Tomorrow I am going to a memorial service for the father of a student from my English and Creative Writing class last year, a lovely, smart, creative and sensitive tenth grader whose father died two weeks ago from brain cancer. School is a safe haven for her, her mother tells us; she does not want any of us to bring up the subject of her father's illness or his death. She wants to be able to ignore it while she is at school.
As if that were possible.
But I was in her English class the day after he died, and she was there too, a little distant, but soldiering on. We were talking about applying to college and taking career interest inventories. She said she was deciding between majoring in education or death studies.
It is of course an understatement to say that I am not looking forward to his funeral tomorrow. Last year I went to two memorial services for students' mothers. Cancer. Cancer. One was at a local botanical garden, and one was at a fairly traditional local church. The first was actually surprisingly lovely, with wonderful stories about a woman I wished I could have known. The second was more formal and not very comforting. To me.
But last week I went to the funeral of my friend K's father-- an octogenarian who had been a respected trustee of his Baptist church, a pillar of his community, a beloved father. A man who was much closer to ready to go. His was the first funeral I've been to that had an altar call, and the first in which all the speakers were so positive about the resurrection and the place he had gone and the shape and feel of the other side and the fact that we would all (because no one admitted to needing to be saved) see him again.

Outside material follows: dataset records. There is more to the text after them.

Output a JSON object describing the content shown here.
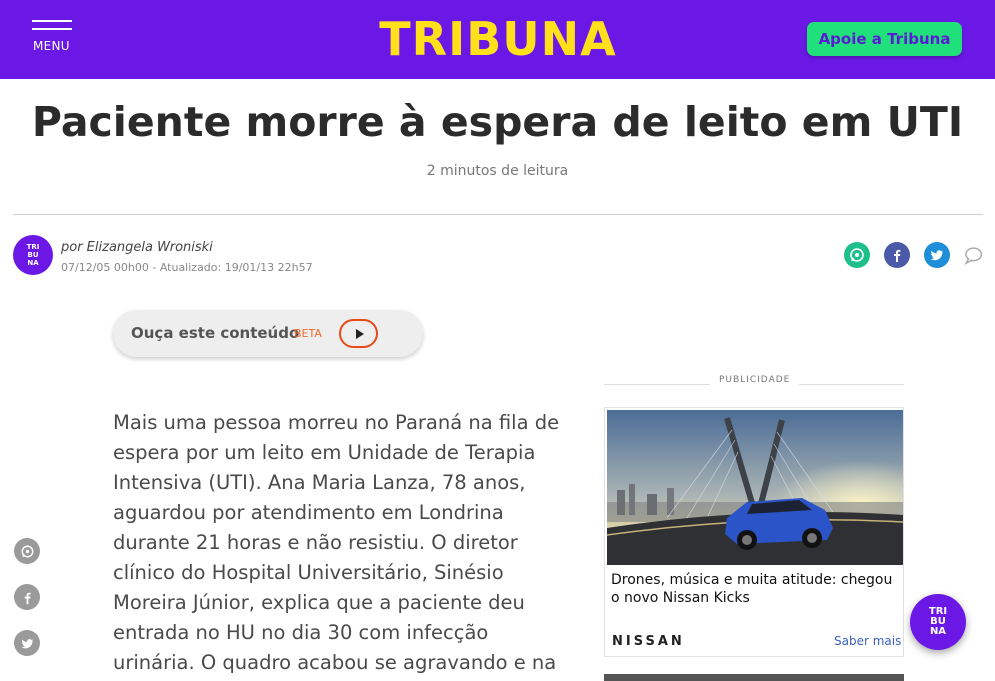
{
  "header": {
    "menu_label": "MENU",
    "logo_text": "TRIBUNA",
    "cta_label": "Apoie a Tribuna",
    "brand_color": "#6b18e6",
    "logo_color": "#ffe01b",
    "cta_color": "#1fe07a"
  },
  "article": {
    "title": "Paciente morre à espera de leito em UTI",
    "reading_time": "2 minutos de leitura",
    "author": "por Elizangela Wroniski",
    "dates": "07/12/05 00h00 - Atualizado: 19/01/13 22h57",
    "avatar_text": "TRI BU NA",
    "body": "Mais uma pessoa morreu no Paraná na fila de espera por um leito em Unidade de Terapia Intensiva (UTI). Ana Maria Lanza, 78 anos, aguardou por atendimento em Londrina durante 21 horas e não resistiu. O diretor clínico do Hospital Universitário, Sinésio Moreira Júnior, explica que a paciente deu entrada no HU no dia 30 com infecção urinária. O quadro acabou se agravando e na segunda-feira ela precisou"
  },
  "share_icons": [
    "whatsapp-icon",
    "facebook-icon",
    "twitter-icon",
    "comment-icon"
  ],
  "audio": {
    "label": "Ouça este conteúdo",
    "badge": "BETA"
  },
  "ad": {
    "label": "PUBLICIDADE",
    "title": "Drones, música e muita atitude: chegou o novo Nissan Kicks",
    "brand": "NISSAN",
    "more": "Saber mais"
  },
  "float_badge": "TRI BU NA"
}
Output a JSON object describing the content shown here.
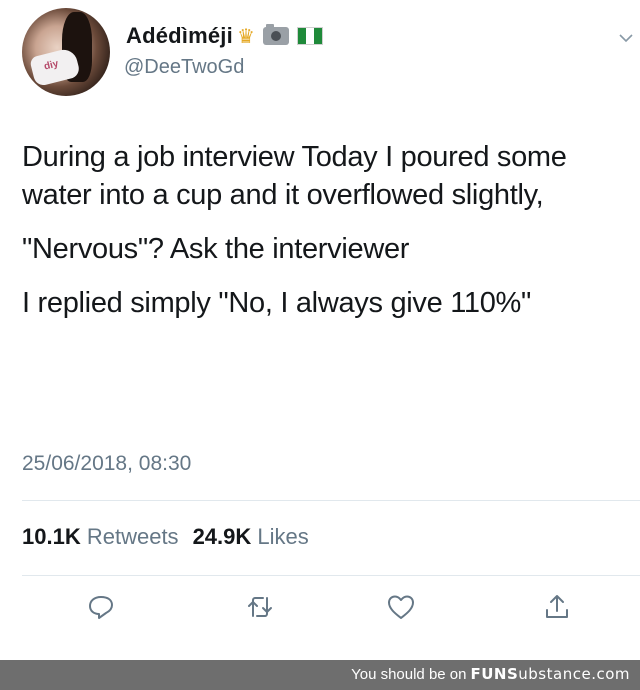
{
  "tweet": {
    "display_name": "Adédìméji",
    "badges": [
      "crown-emoji",
      "camera-emoji",
      "nigeria-flag-emoji"
    ],
    "handle": "@DeeTwoGd",
    "avatar_shirt_text": "diy",
    "paragraphs": [
      "During a job interview Today I poured some water into a cup and it overflowed slightly,",
      "\"Nervous\"? Ask the interviewer",
      "I replied simply \"No, I always give 110%\""
    ],
    "timestamp": "25/06/2018, 08:30",
    "stats": {
      "retweets_count": "10.1K",
      "retweets_label": "Retweets",
      "likes_count": "24.9K",
      "likes_label": "Likes"
    },
    "actions": [
      "reply-icon",
      "retweet-icon",
      "like-icon",
      "share-icon"
    ]
  },
  "footer": {
    "prefix": "You should be on",
    "brand_main": "FUNS",
    "brand_sub": "ubstance",
    "brand_tld": ".com"
  },
  "colors": {
    "text_primary": "#14171a",
    "text_secondary": "#657786",
    "divider": "#e1e8ed",
    "footer_bg": "#6e6e6e"
  }
}
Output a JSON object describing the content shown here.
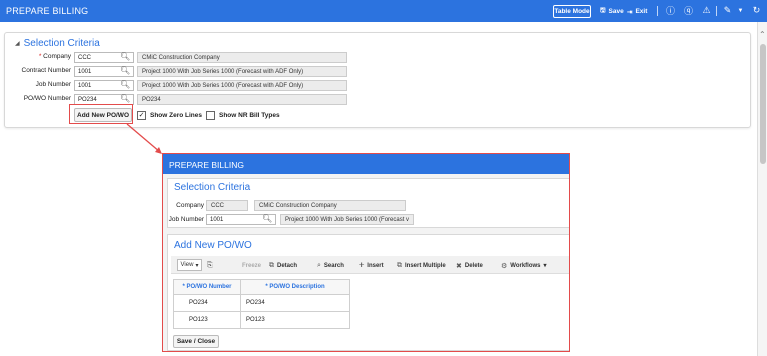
{
  "header": {
    "title": "PREPARE BILLING",
    "table_mode": "Table Mode",
    "save": "Save",
    "exit": "Exit"
  },
  "selection": {
    "title": "Selection Criteria",
    "fields": [
      {
        "label": "Company",
        "required": true,
        "value": "CCC",
        "description": "CMiC Construction Company"
      },
      {
        "label": "Contract Number",
        "required": false,
        "value": "1001",
        "description": "Project 1000 With Job Series 1000 (Forecast with ADF Only)"
      },
      {
        "label": "Job Number",
        "required": false,
        "value": "1001",
        "description": "Project 1000 With Job Series 1000 (Forecast with ADF Only)"
      },
      {
        "label": "PO/WO Number",
        "required": false,
        "value": "PO234",
        "description": "PO234"
      }
    ],
    "add_button": "Add New PO/WO",
    "show_zero_lines": "Show Zero Lines",
    "show_zero_checked": true,
    "show_nr": "Show NR Bill Types",
    "show_nr_checked": false
  },
  "inset": {
    "title": "PREPARE BILLING",
    "selection_title": "Selection Criteria",
    "company_label": "Company",
    "company_value": "CCC",
    "company_desc": "CMiC Construction Company",
    "job_label": "Job Number",
    "job_value": "1001",
    "job_desc": "Project 1000 With Job Series 1000 (Forecast v",
    "addnew_title": "Add New PO/WO",
    "toolbar": {
      "view": "View",
      "freeze": "Freeze",
      "detach": "Detach",
      "search": "Search",
      "insert": "Insert",
      "insert_multiple": "Insert Multiple",
      "delete": "Delete",
      "workflows": "Workflows"
    },
    "grid": {
      "col1": "* PO/WO Number",
      "col2": "* PO/WO Description",
      "rows": [
        {
          "number": "PO234",
          "description": "PO234"
        },
        {
          "number": "PO123",
          "description": "PO123"
        }
      ]
    },
    "save_close": "Save / Close"
  },
  "colors": {
    "brand_blue": "#2c73df",
    "highlight_red": "#e34b4b"
  }
}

The worst memorial service I have ever been to was the one for the 8th grade sister of my 10th grade student, now 3 1/2 years ago. There was a prayer service the day before, with wailing children and weeping adults, and a closing prayer by a Unitarian preacher that offered no hope for redemption. And the memorial service offered no peace, no comfort. Mind you, I can't really imagine what could have been comforting in the face of that kind of loss, unless you really do believe, as they said at K's funeral, that this is the day the Lord has made, and we will rejoice and be glad in it. I can't blame the preacher, but that experience did launch me on what began as a frantic search for... meaning, peace, comfort... that took me almost obsessively to every kind of church.
I haven't found that comfort yet, certainly haven't found any answers-- but I do have the intuitive idea that a church is more likely to offer some kind of peace than a service in a community center, like tomorrow's. Maybe mostly the comfort of words that have dug grooves into my subconscious. I remember when my grandmother died and the minister came to our house to get our input into the service. He asked about bible verses and hymns she might like, and I suggested "Amazing Grace". My mother pointed out that she would have hated and completely rejected that idea that she had been a "wretch" who was saved. She was right, of course; it was just a song I knew, and the familiarity bred comfort. We ended up with Psalm 139, which was a lot closer to the truth.